In April 2013, the EMR Standards Committee, constituted by the Ministry of Health & Family Welfare, and coordinated by the Federation of Indian Chambers of Commerce and Industry (FICCI), developed India’s first set of standards recommendations for the Government of India to adopt. http://clinicalestablishments.nic.in/WriteReadData/107.pdf
In this blog post, we will decipher the specific recommendations made, and the implications those recommendations will have for patients.
In order to develop these standards, the Committee worked with payers and providers, and studied EHR standards implemented successfully in 9 different countries (Australia, Austria, Canada, Denmark, England, Hong Kong, Netherlands, Singapore and Sweden). After thoroughly reviewing its recommendations, we found various path breaking recommendations in this report:
- The report defined all the fields that should be captured through the implementation of a minimum data set (MDS) that should be recorded for every individual patient. The recommendations were thorough – not only were the fields defined, but also the type of data (alphanumeric, numeric, text, etc.), the length of data, the format / values that should be captured, whether capturing the piece of data should be required or optional, and additional observations that ought to be recorded.
- The report recommended the use of the Unique ID, a nationwide unique identified program currently being implemented, as its basis of identifying individuals. In the absence of the availability of the number, the report provided vendors the option to capture any other unique identifiable information. This is a terrible strategy. The report should have defined a list of acceptable forms of unique identification, given the rampant prevalence of fake identification papers across India. As of March 2014, over 600 million people have been issued the Aadhar Unique ID. Having this healthcare system based on that as the Unique ID would have forced a greater adoption of the ID across those factions that haven’t yet enrolled in the program.
- The report-defined standards on capturing drugs administered, and based it on various internationally accepted drug-naming standards.
- The report stated that network and data security should be planned and implemented, yet was silent on best practices that need to be adopted to protect the data security. Given that the information being captured is sensitive personal information, inadequate stringency around data security may have undesirable consequences in the long run. Additionally, the language around data security and privacy was not as forceful, suggesting that this issue may not be taken this issue as seriously.
- The report did a great job of defining who owned the data (the patient) – this limits the ability of companies interested in building medical records systems for selling data to pharmaceutical companies without getting waivers first from patients or their next of kin (which may not be as difficult, given how little individuals read before signing off electronic waivers). The report clearly states that personal identifiable information (PII) will have to be excluded from such reports, and goes on to define the full list of fields that constitute PII.
- The report is silent on additional functionality that might be desirable for patients, including being able to access lab reports, make appointments, and buy prescription drugs. Given the lack of definition around acceptable norms, it may be hard for entrepreneurs to develop suitable technologies without running the risk of being thrown out of the market for not having complied at a later date.
- The report is also silent on next steps for the Government, and in particular how these recommendations need to be implemented.

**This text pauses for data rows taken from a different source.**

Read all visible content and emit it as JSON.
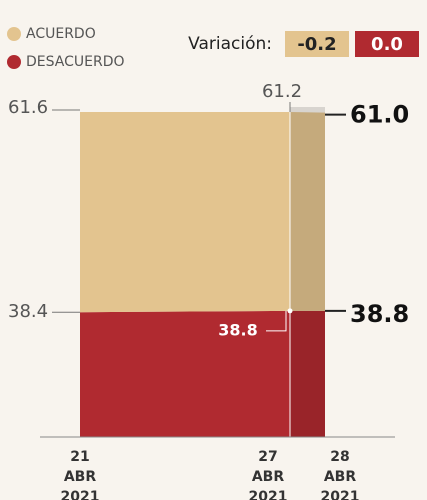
{
  "chart_data": {
    "type": "stacked_area",
    "categories": [
      "21 ABR 2021",
      "27 ABR 2021",
      "28 ABR 2021"
    ],
    "series": [
      {
        "name": "DESACUERDO",
        "color": "#b02a30",
        "values": [
          38.4,
          38.8,
          38.8
        ],
        "value_labels": [
          "38.4",
          "38.8",
          "38.8"
        ]
      },
      {
        "name": "ACUERDO",
        "color": "#e3c48f",
        "values": [
          61.6,
          61.2,
          61.0
        ],
        "value_labels": [
          "61.6",
          "61.2",
          "61.0"
        ]
      }
    ],
    "variation": {
      "label": "Variación:",
      "values": [
        -0.2,
        0.0
      ],
      "value_labels": [
        "-0.2",
        "0.0"
      ]
    }
  }
}
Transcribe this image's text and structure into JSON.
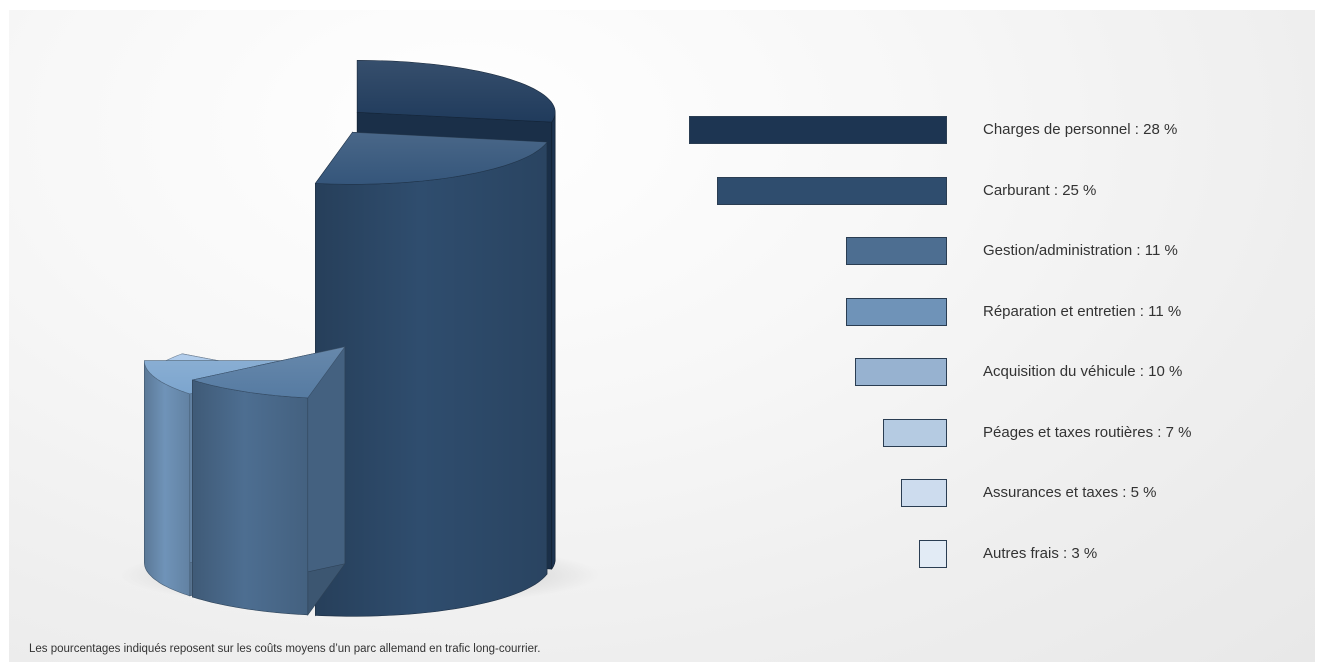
{
  "chart_data": {
    "type": "pie",
    "categories": [
      "Charges de personnel : 28 %",
      "Carburant : 25 %",
      "Gestion/administration : 11 %",
      "Réparation et entretien : 11 %",
      "Acquisition du véhicule : 10 %",
      "Péages et taxes routières : 7 %",
      "Assurances et taxes : 5 %",
      "Autres frais : 3 %"
    ],
    "values": [
      28,
      25,
      11,
      11,
      10,
      7,
      5,
      3
    ],
    "colors": [
      "#1d3552",
      "#2f4d6e",
      "#4d6e91",
      "#6f93b8",
      "#97b2d0",
      "#b5cbe2",
      "#cddcee",
      "#e2ebf5"
    ],
    "title": "",
    "legend_placement": "right",
    "style": "3d-exploded-cylinder"
  },
  "footnote": "Les pourcentages indiqués reposent sur les coûts moyens d’un parc allemand en trafic long-courrier."
}
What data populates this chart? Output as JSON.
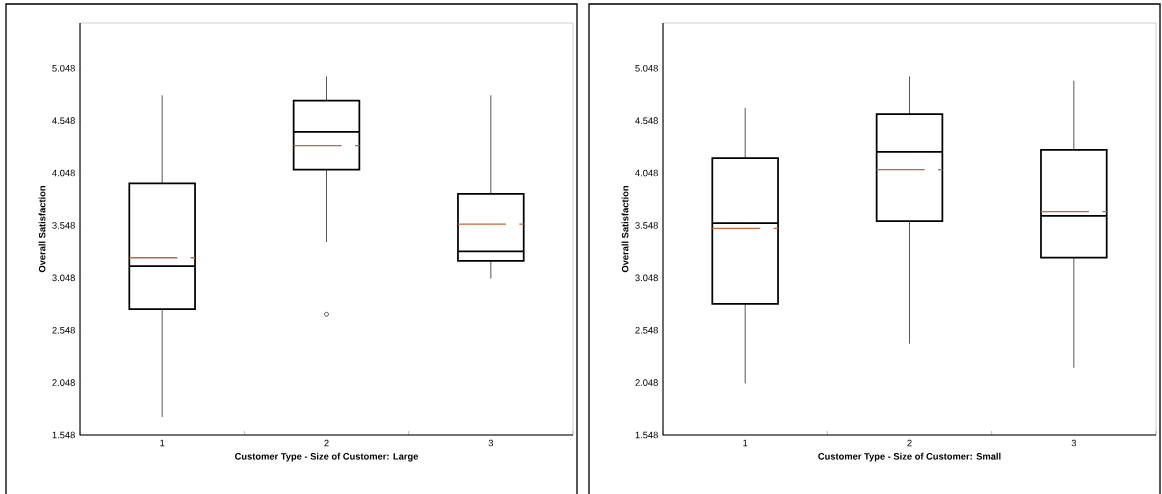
{
  "chart_data": [
    {
      "type": "box",
      "categories": [
        "1",
        "2",
        "3"
      ],
      "xlabel": "Customer Type - Size of Customer: Large",
      "ylabel": "Overall Satisfaction",
      "ylim": [
        1.548,
        5.48
      ],
      "yticks": [
        1.548,
        2.048,
        2.548,
        3.048,
        3.548,
        4.048,
        4.548,
        5.048
      ],
      "series": [
        {
          "color": "#000000",
          "boxes": [
            {
              "low": 1.72,
              "q1": 2.75,
              "median": 3.16,
              "q3": 3.95,
              "high": 4.79,
              "mean": 3.24
            },
            {
              "low": 3.39,
              "q1": 4.08,
              "median": 4.44,
              "q3": 4.74,
              "high": 4.97,
              "mean": 4.31,
              "outliers": [
                2.7
              ]
            },
            {
              "low": 3.04,
              "q1": 3.21,
              "median": 3.3,
              "q3": 3.85,
              "high": 4.79,
              "mean": 3.56
            }
          ]
        }
      ]
    },
    {
      "type": "box",
      "categories": [
        "1",
        "2",
        "3"
      ],
      "xlabel": "Customer Type - Size of Customer: Small",
      "ylabel": "Overall Satisfaction",
      "ylim": [
        1.548,
        5.48
      ],
      "yticks": [
        1.548,
        2.048,
        2.548,
        3.048,
        3.548,
        4.048,
        4.548,
        5.048
      ],
      "series": [
        {
          "color": "#000000",
          "boxes": [
            {
              "low": 2.04,
              "q1": 2.8,
              "median": 3.57,
              "q3": 4.19,
              "high": 4.67,
              "mean": 3.52
            },
            {
              "low": 2.42,
              "q1": 3.59,
              "median": 4.25,
              "q3": 4.61,
              "high": 4.97,
              "mean": 4.08
            },
            {
              "low": 2.19,
              "q1": 3.24,
              "median": 3.64,
              "q3": 4.27,
              "high": 4.93,
              "mean": 3.68
            }
          ]
        }
      ]
    }
  ]
}
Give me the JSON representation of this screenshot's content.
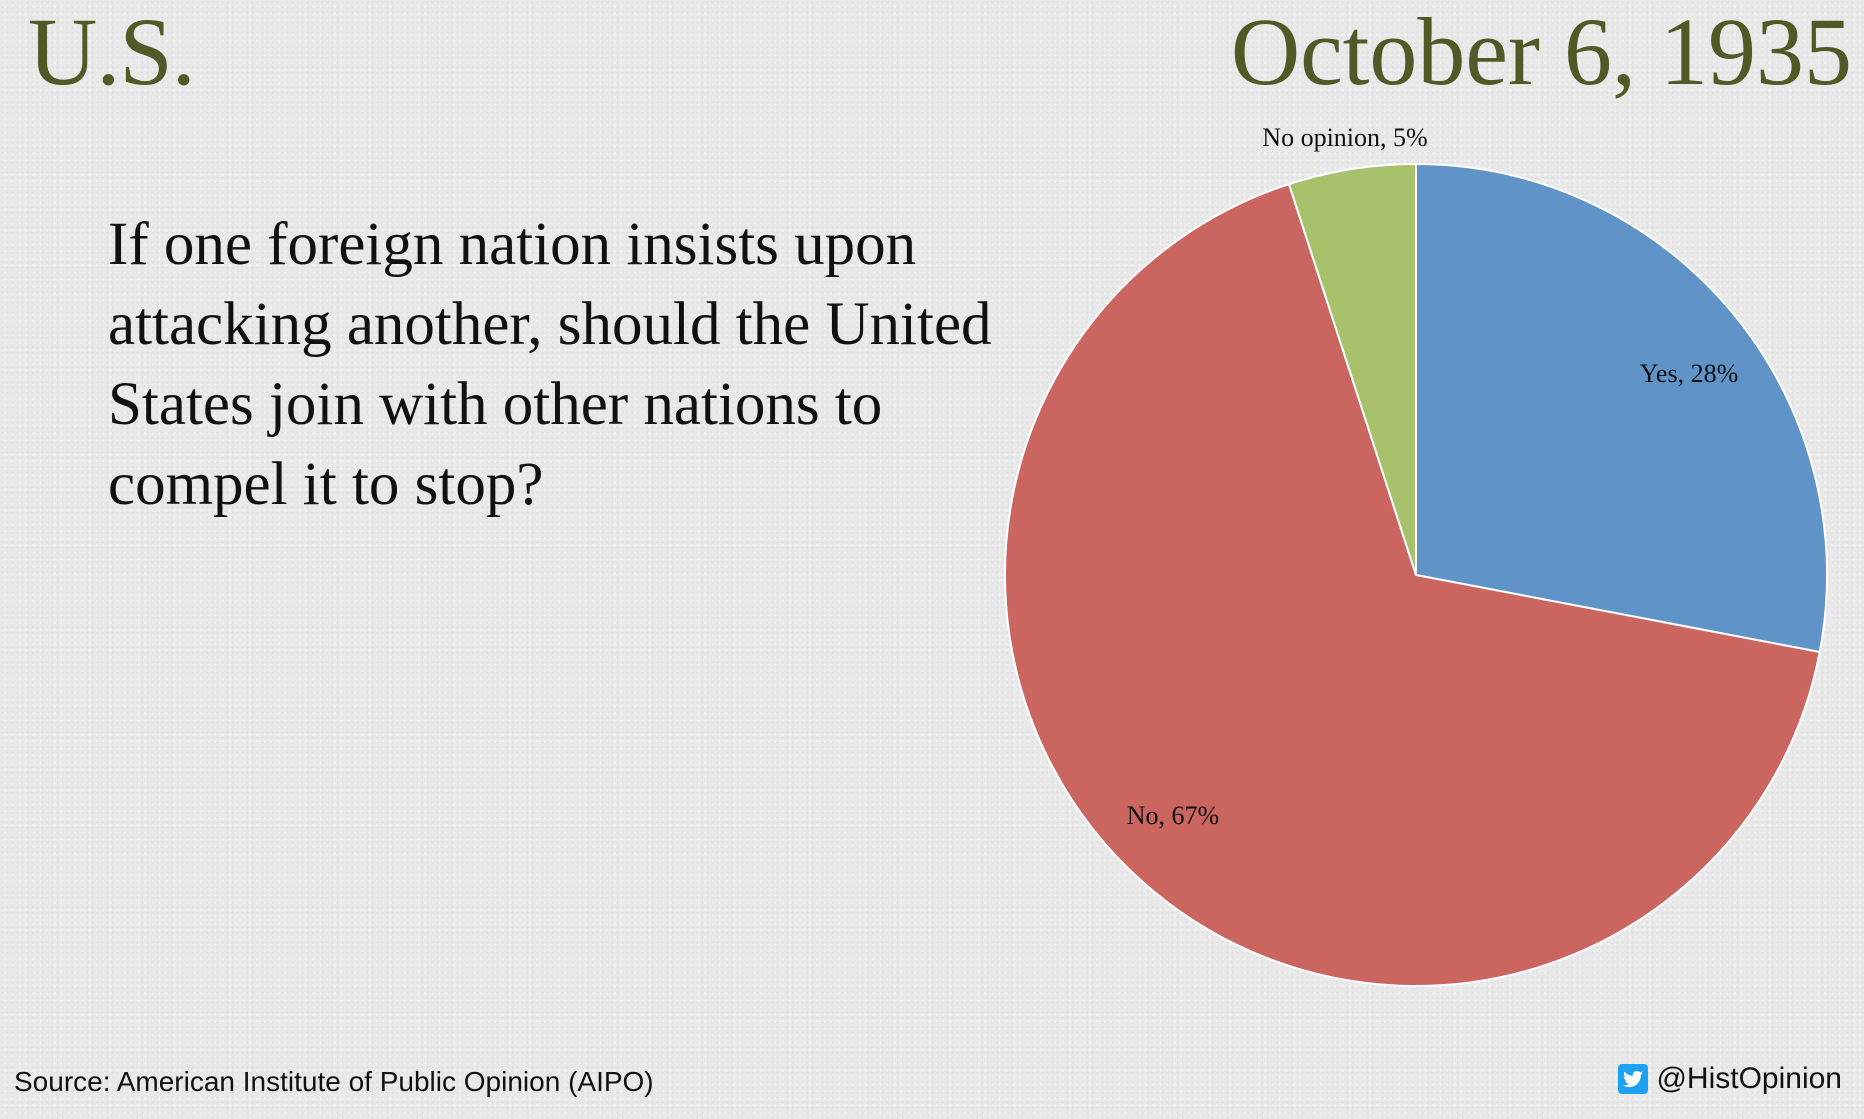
{
  "header": {
    "region": "U.S.",
    "date": "October 6, 1935"
  },
  "question": "If one foreign nation insists upon attacking another, should the United States join with other nations to compel it to stop?",
  "footer": {
    "source": "Source: American Institute of Public Opinion (AIPO)",
    "handle": "@HistOpinion",
    "handle_icon": "twitter-bird-icon"
  },
  "chart_data": {
    "type": "pie",
    "categories": [
      "Yes",
      "No",
      "No opinion"
    ],
    "values": [
      28,
      67,
      5
    ],
    "labels": [
      "Yes, 28%",
      "No, 67%",
      "No opinion, 5%"
    ],
    "colors": [
      "#6094c8",
      "#cb6560",
      "#a8c26c"
    ],
    "unit": "%",
    "start": "12 o'clock",
    "direction": "clockwise"
  }
}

The Government of India launched its first Electronic Health portal with advise for patients and end users in September 2013, and announced its set of Healthcare standards. Essentially, the standards announced were the same as those recommended by the FICCI report (to the extend that language / tables were copied verbatim).
What does this mean for the vendor community?
Having implemented a set of standards is a great first step for the Government to have taken. However, this isn’t sufficient. The next thing for the Government to do is to enforce the implementation and adoption at healthcare providers and payers by incentivizing adoption, similar to what we say with the successful implementation in Denmark. The Government could also potentially start implementation at Government hospitals, where the quality of care and service is often criticized in the press for being poor.
Entrepreneurs interested in this space have a choice – is this the right time to invest? Or do we need additional legislation and incentives for investment in this space? First-mover advantage and developing relationships with key medical establishments will enable successful implementation of EMR in India. The other choice entrepreneurs have is – whom will they target? Will high-end customers and medical institutions are a suitable customer? Are we interested in providing a service to everyone, and don’t really care about making profits?
Watch this space for exciting developments; India is at the cusp of a healthcare revolution that will likely transform the lives of a billion people for the better.